Весь в Ивана подросток, крепкий, широкоскулый, ворвался с улицы:
– Пап, а чо про тебя болтают… – И Мишка осекся, не договорил, увидев лосиху.
Глухов посмотрел на жену:
– Вот, пожалуйста…
Он опять закрылся на ночную вертушку, достал из-под крыльца длинные деревянные вилы, поддел ими чуть ли не всю копну, бросил под крышу, на сеновал. Работой он гасил, сбивал ярость, вновь на него нахлынувшую.
– А я не поверил сначала, – ходил вокруг лосихи Мишка. – Я в другом конце поселка был… Вдруг ребята летят: «Миша-аня! Миша-аня! Твой отец лося грохнул!» Враки, думаю. Хотел даже кой-кому шею намылить… – Мишка замолчал, покосился на отца. – И что теперь будет, пап? – спросил он испуганно и потерянно. – Лосей ведь запрещено бить. Ты его как, на петлю поймал?
– На петлю, на петлю! – взорвало Глухова. – Много ты понимаешь… запрещено! Все бы шито-крыто вышло, если б не вы, шантрапа чертова!.. Тебе кто разрешил бегать до этаких пор? – придвинулся он вплотную к сыну, – Я вот сниму ремень да как начну взвазживать.
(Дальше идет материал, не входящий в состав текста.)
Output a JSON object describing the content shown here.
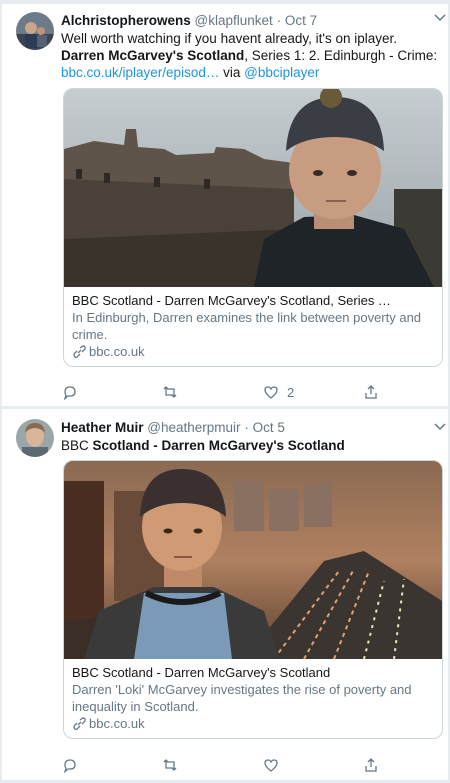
{
  "tweets": [
    {
      "author_name": "Alchristopherowens",
      "handle": "@klapflunket",
      "date": "Oct 7",
      "text_line1": "Well worth watching if you havent already, it's on iplayer.",
      "text_bold": "Darren McGarvey's Scotland",
      "text_mid": ", Series 1: 2. Edinburgh - Crime: ",
      "text_link": "bbc.co.uk/iplayer/episod…",
      "text_via": " via ",
      "text_mention": "@bbciplayer",
      "card": {
        "title": "BBC Scotland - Darren McGarvey's Scotland, Series …",
        "description": "In Edinburgh, Darren examines the link between poverty and crime.",
        "domain": "bbc.co.uk"
      },
      "actions": {
        "reply_count": "",
        "retweet_count": "",
        "like_count": "2"
      }
    },
    {
      "author_name": "Heather Muir",
      "handle": "@heatherpmuir",
      "date": "Oct 5",
      "text_plain": "BBC ",
      "text_bold": "Scotland - Darren McGarvey's Scotland",
      "card": {
        "title": "BBC Scotland - Darren McGarvey's Scotland",
        "description": "Darren 'Loki' McGarvey investigates the rise of poverty and inequality in Scotland.",
        "domain": "bbc.co.uk"
      },
      "actions": {
        "reply_count": "",
        "retweet_count": "",
        "like_count": ""
      }
    }
  ],
  "icons": [
    "chevron-down-icon",
    "reply-icon",
    "retweet-icon",
    "like-icon",
    "share-icon",
    "link-icon"
  ],
  "colors": {
    "link": "#1b95e0",
    "muted": "#657786",
    "border": "#ccd6dd",
    "text": "#14171a"
  }
}
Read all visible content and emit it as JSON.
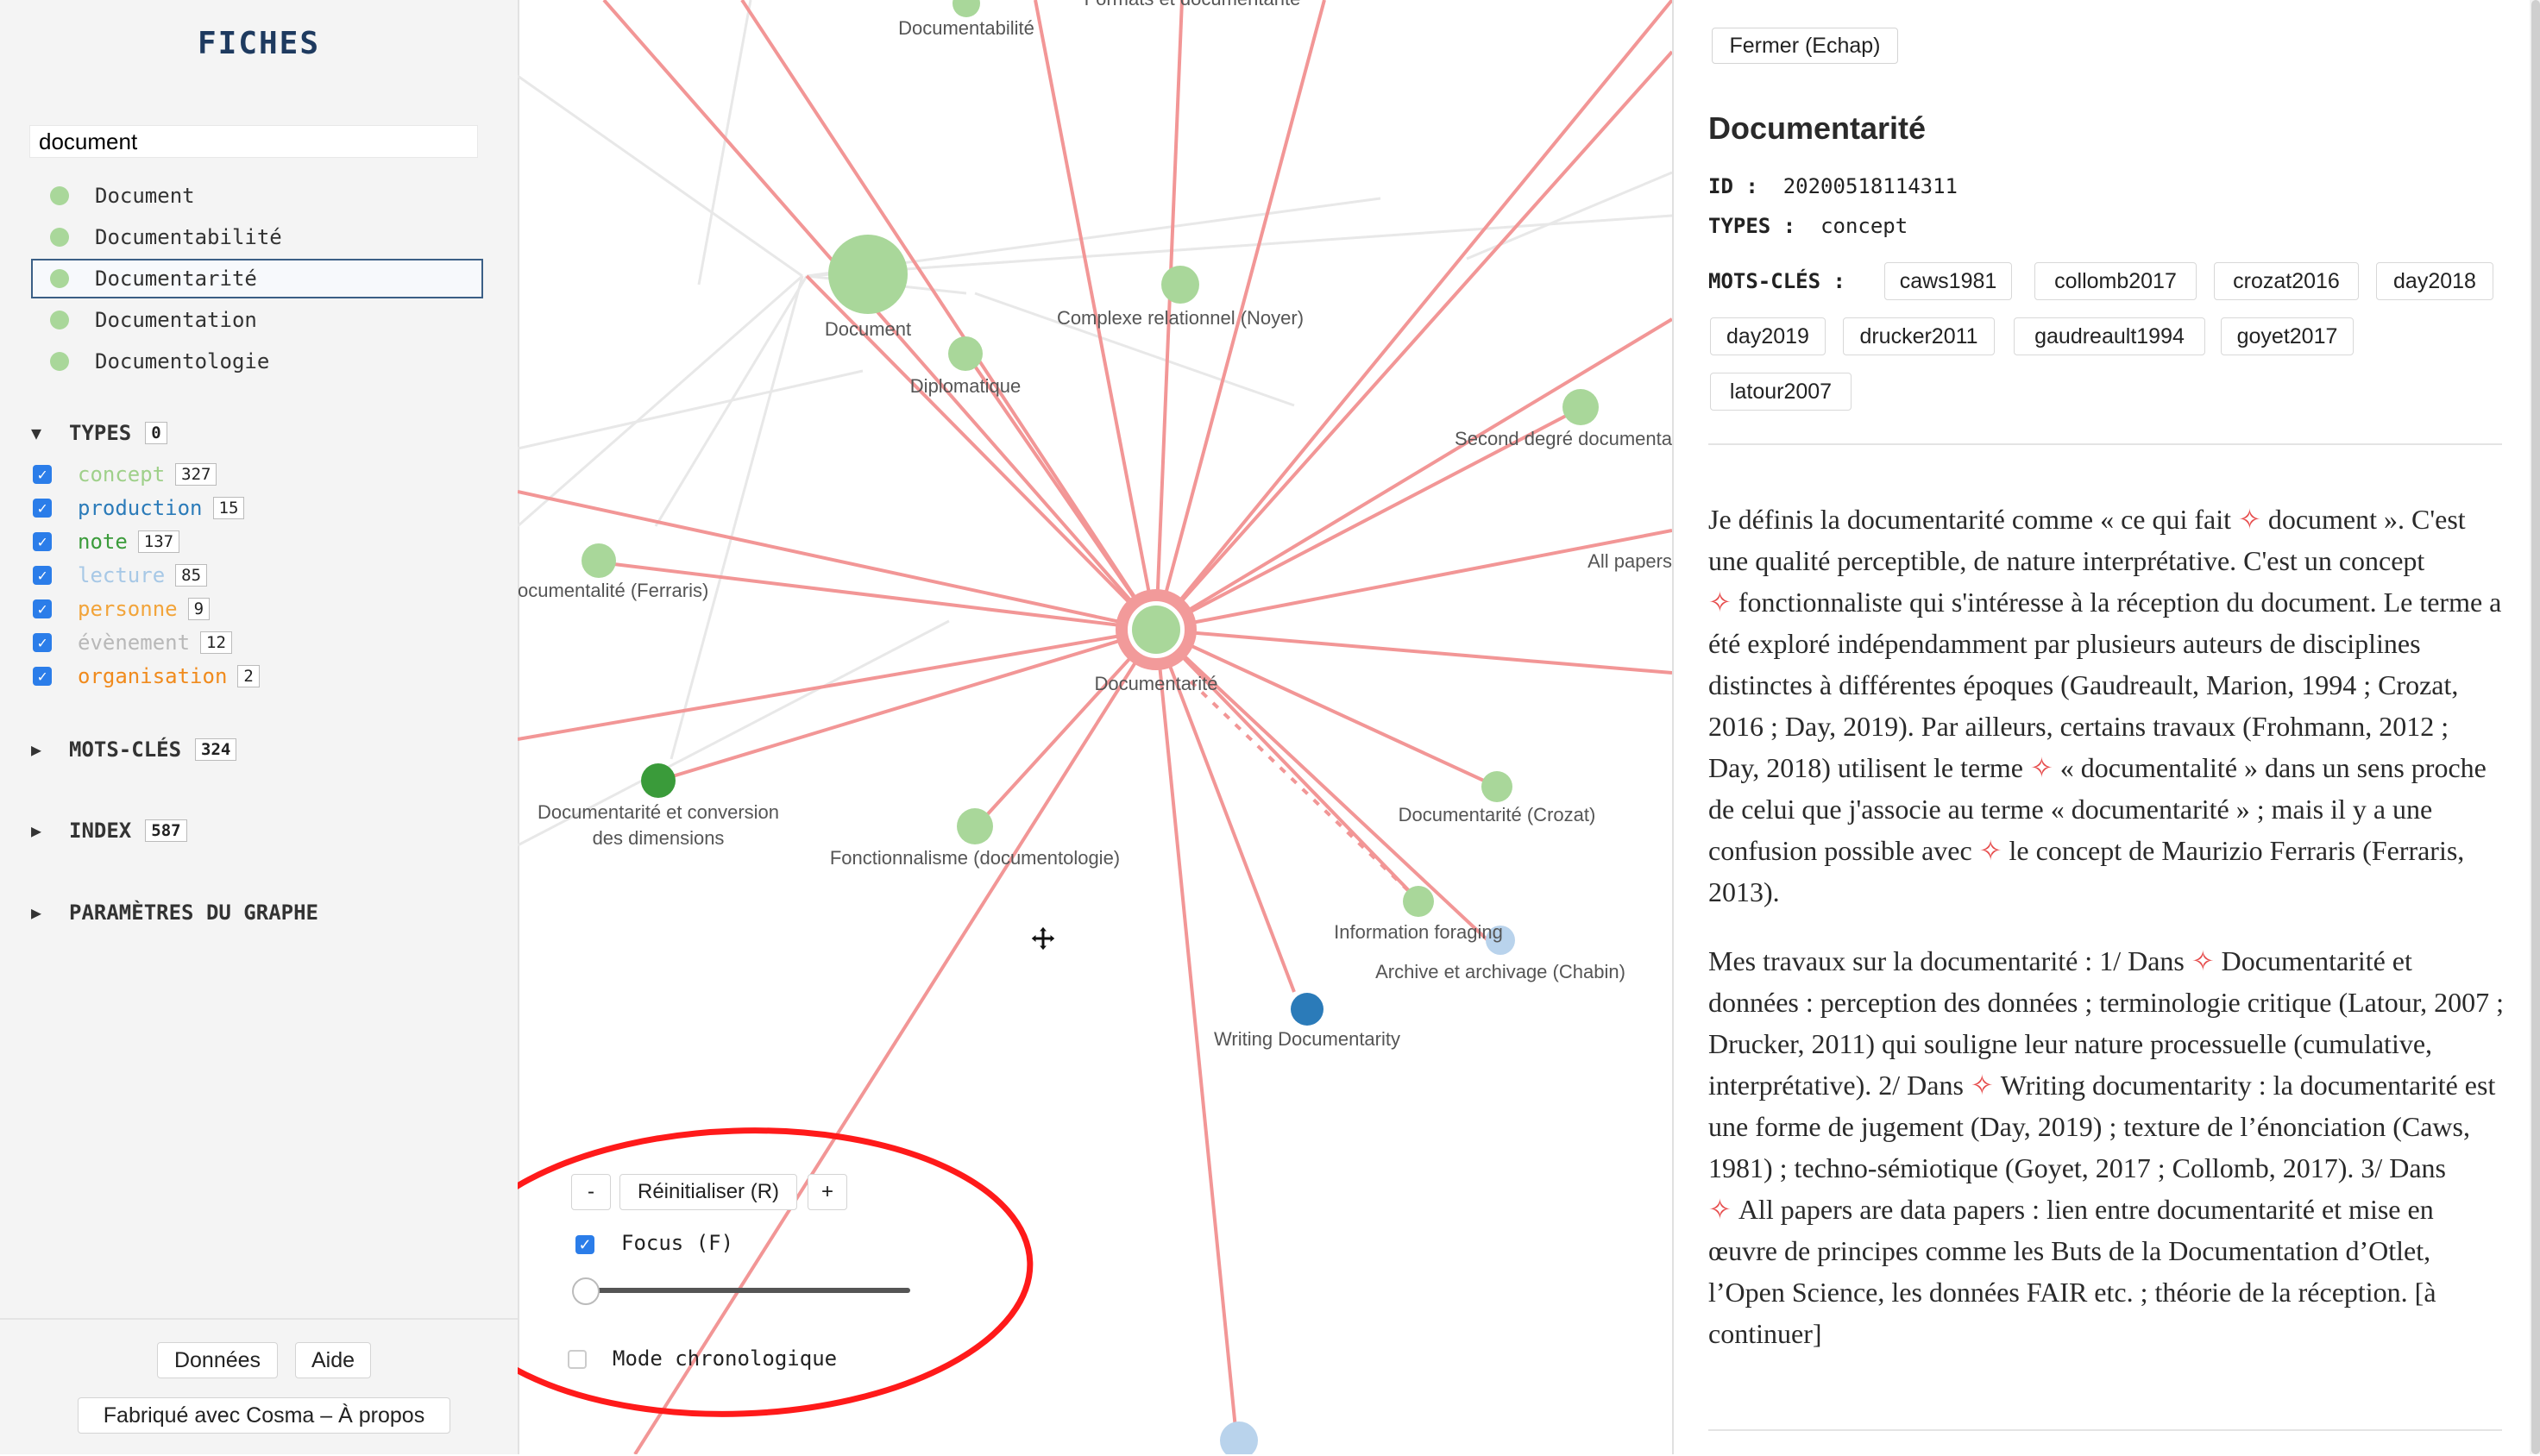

– Перестань, – вступилась за Мишку Людмила. – У них, может, и всей-то радости на неделе – суббота. Много ли они дома бывают, что ж им и поиграть подольше нельзя?
– Вот, вот… защищай, бери под крылышко. Они скоро не только на сани, на людей кидаться начнут. А ты потакай, потакай…
Но Людмиле сейчас не до ругани было, не до выяснения отношений. Обеспокоенная нежданной-негаданной бедой, свалившейся на семью, она запричитала:
– Ох, Ваня, Ваня… в какое ты нас опять горе втянул! Ну зачем понадобилось… петли какие-то? Что мы, голодные сидим? Что у нас, своего мяса не хватает?
– Не скули, – приказал Глухов. – Не ставил я никаких петель… Я ее из трясины вытянул. Увязла она.
– Зверь-то? В трясину? – засомневалась Людмила, – Ой, плохо верится! Ой, плохо верится!.. Да у нее, что ли, глаз нет?
– Замолкни, говорят… – Иван сунул вилы обратно под крыльцо. – А если бы никто не узнал… тогда б что делала?
– Хорошо, что узнали. Очень хорошо… Не то бы с тобой вовсе не сладить. Тебе ведь что взбредет в голову…
– Дура! – надрывно закричал Глухов. – Без всякого понятия баба! Тут как лучше стараешься…
Людмила, закусив губу и едва сдерживая слезы, потянула за рукав Мишку:
– Пошли, сын, отсюда. Пусть он здесь один на здоровье бесится.
И Людмила с Мишкой поднялись на крыльцо.
– В печку там дров подбросьте, – грозно наказал Глухов, – воду быстро греть. Зверя свежевать буду.
Мишка и Людмила замерли.
– Ты в своем уме? – спросила, не оглядываясь, Людмила. – Ночь на дворе, а он… Все равно ведь придется сдать.
– Придется, придется, – передразнил Глухов. – А вдруг да и пронесет еще. Мало ли что весь поселок знает. В конце концов, кому какое дело? Я ведь не у них взял… Или вы первые доносить побежите?
– Идем, Миш, скорее, – заторопила Людмила, – совсем уж у нас отец-от…
– Ты меня слышала, нет? Воды, говорю, побольше нагрей.
Людмила не ответила. Толкая впереди Мишку, скрылась за дверью.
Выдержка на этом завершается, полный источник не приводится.